Chinese business have become more selective and cautious about their investment in light of increasing economic and geopolitical risks around the world, which have led to a decline in outbound deal-making.

Chinese outbound investments fell 10% (US$143 billion) in 2018, according to data from China’s Ministry of Commerce, while an Ernst & Young report from August this year noted that overall outbound investment in the first half of 2019, at US$54 billion, was down 8% year-on-year.

“Outbound Chinese investment has been slowing considerably this year,” says Ulrike Glueck, managing partner of CMS Law in Shanghai. “So far, we have not experienced much impact form the trade war on our business. However, this is probably due to the reason that lawyers’ work is always at the end of the business pipeline, and existing projects are not impacted.

“However, due to the trade war and other reasons, globally, GDP growth is shrinking and some countries are already moving towards a recession. Thus, I expect 2020 to become a more difficult year,” says Glueck.

Rising protectionism

While there is a consensus about a slowdown in China-related work across regions, Europe seems to have seen the most impact. The effect of the trade war has been compounded by a surge in protectionism and increased scrutiny of inbound deals in Europe.
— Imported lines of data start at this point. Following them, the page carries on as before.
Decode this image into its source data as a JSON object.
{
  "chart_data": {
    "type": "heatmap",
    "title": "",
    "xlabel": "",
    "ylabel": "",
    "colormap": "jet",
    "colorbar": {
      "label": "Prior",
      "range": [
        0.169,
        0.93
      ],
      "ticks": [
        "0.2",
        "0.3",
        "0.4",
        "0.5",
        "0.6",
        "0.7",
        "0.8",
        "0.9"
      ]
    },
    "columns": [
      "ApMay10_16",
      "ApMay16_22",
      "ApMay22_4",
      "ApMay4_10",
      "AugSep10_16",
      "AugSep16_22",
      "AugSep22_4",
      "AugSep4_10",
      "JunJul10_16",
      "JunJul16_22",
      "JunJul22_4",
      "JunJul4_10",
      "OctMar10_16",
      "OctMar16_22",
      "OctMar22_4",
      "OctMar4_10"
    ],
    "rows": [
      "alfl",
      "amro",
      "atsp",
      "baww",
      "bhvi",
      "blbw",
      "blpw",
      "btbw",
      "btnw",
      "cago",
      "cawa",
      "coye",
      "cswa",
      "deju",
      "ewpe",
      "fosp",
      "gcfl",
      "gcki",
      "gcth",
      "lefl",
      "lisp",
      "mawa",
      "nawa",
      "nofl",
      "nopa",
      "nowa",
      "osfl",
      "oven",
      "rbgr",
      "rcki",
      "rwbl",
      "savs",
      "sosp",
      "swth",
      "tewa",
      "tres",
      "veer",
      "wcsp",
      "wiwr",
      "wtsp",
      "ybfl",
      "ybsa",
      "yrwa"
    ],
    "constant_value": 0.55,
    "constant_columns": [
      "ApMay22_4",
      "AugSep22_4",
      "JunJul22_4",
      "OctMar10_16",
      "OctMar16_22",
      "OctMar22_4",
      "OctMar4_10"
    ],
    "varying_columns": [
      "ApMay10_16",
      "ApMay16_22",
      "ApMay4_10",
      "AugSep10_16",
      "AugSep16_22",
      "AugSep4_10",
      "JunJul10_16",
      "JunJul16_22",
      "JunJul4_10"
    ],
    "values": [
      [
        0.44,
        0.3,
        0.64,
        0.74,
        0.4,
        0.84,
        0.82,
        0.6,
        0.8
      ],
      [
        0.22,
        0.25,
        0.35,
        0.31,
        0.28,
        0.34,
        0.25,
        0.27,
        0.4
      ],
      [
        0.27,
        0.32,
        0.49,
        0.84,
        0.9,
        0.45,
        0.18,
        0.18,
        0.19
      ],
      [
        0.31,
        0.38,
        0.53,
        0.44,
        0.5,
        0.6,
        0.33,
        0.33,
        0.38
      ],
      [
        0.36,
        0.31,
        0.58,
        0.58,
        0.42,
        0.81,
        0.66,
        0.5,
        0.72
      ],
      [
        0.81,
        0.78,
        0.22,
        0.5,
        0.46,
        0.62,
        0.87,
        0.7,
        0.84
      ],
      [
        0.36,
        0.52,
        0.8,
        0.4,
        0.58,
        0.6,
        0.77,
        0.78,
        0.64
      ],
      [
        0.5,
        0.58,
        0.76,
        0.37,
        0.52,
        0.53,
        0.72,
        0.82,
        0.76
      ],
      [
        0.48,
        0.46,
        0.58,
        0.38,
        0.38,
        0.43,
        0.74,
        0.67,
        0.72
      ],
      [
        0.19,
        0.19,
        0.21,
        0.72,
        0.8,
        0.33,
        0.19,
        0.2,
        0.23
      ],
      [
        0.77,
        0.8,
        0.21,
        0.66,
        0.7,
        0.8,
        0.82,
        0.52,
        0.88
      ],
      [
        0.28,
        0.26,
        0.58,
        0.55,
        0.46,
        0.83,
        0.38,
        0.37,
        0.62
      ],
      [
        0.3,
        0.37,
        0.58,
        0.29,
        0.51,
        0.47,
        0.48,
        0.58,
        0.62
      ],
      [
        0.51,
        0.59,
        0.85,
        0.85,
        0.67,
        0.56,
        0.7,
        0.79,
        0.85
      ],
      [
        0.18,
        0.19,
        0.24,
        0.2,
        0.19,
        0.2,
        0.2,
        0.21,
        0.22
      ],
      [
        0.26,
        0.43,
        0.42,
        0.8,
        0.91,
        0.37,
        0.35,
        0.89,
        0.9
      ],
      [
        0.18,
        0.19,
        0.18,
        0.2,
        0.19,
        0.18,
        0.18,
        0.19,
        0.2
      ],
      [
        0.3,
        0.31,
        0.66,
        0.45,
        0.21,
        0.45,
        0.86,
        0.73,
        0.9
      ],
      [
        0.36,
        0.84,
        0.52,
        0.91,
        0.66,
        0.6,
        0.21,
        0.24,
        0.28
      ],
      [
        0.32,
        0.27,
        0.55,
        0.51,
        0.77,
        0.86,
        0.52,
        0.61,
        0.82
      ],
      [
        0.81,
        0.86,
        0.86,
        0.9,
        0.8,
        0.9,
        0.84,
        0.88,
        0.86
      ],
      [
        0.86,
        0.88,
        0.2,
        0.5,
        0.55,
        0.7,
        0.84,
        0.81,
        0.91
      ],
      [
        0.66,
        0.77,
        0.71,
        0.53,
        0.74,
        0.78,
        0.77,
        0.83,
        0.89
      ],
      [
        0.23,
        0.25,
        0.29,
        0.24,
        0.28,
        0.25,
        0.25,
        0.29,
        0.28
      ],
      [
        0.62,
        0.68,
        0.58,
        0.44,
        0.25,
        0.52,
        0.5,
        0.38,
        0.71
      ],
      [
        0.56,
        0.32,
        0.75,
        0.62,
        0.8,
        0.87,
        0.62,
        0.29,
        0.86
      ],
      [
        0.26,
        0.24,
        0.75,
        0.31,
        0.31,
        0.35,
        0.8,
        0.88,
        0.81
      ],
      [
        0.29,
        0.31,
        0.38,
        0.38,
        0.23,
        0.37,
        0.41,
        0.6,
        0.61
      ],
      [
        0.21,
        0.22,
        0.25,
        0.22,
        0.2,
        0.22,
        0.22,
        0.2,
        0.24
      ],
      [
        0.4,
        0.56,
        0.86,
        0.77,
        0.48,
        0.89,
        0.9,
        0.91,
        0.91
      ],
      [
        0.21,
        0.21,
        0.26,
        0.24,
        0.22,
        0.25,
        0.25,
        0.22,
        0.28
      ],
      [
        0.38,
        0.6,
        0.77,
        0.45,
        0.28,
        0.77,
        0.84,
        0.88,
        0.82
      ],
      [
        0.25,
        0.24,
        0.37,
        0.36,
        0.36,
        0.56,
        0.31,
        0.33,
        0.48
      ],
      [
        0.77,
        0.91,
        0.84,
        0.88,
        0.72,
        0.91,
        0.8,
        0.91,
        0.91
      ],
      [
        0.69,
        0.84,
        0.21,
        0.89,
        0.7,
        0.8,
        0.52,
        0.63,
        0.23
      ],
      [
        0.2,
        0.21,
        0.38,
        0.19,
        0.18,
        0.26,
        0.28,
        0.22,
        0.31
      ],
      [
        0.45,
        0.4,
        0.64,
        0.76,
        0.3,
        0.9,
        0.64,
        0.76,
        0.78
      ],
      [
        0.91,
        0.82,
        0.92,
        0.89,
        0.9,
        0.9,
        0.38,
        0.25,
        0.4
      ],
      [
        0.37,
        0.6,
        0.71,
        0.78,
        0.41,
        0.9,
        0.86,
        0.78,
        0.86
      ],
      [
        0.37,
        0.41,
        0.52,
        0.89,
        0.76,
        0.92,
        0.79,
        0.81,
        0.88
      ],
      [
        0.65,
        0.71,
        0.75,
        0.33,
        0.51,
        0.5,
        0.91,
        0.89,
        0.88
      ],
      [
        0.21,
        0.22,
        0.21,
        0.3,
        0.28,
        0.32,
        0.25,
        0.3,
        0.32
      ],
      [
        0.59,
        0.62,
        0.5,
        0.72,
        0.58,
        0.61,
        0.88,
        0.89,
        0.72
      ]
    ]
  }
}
“The trade war has added additional uncertainties for Chinese investors … it began at a time where European [including German] legislators tightened their thresholds for approving foreign investment, in particular with regard to high-tech industries,” says Mark-Alexander Huth, a partner at German law firm Schulz Noack Bärwinkel (SNB).

Outbound“To make things worse,” he adds, “the Chinese foreign exchange regime added further difficulties to Chinese outbound investments with regard to their financing. This all seems to have had a negative impact on the motivation of Chinese investors, and resulted in an immediate slowdown of German-Chinese M&A transactions this year.”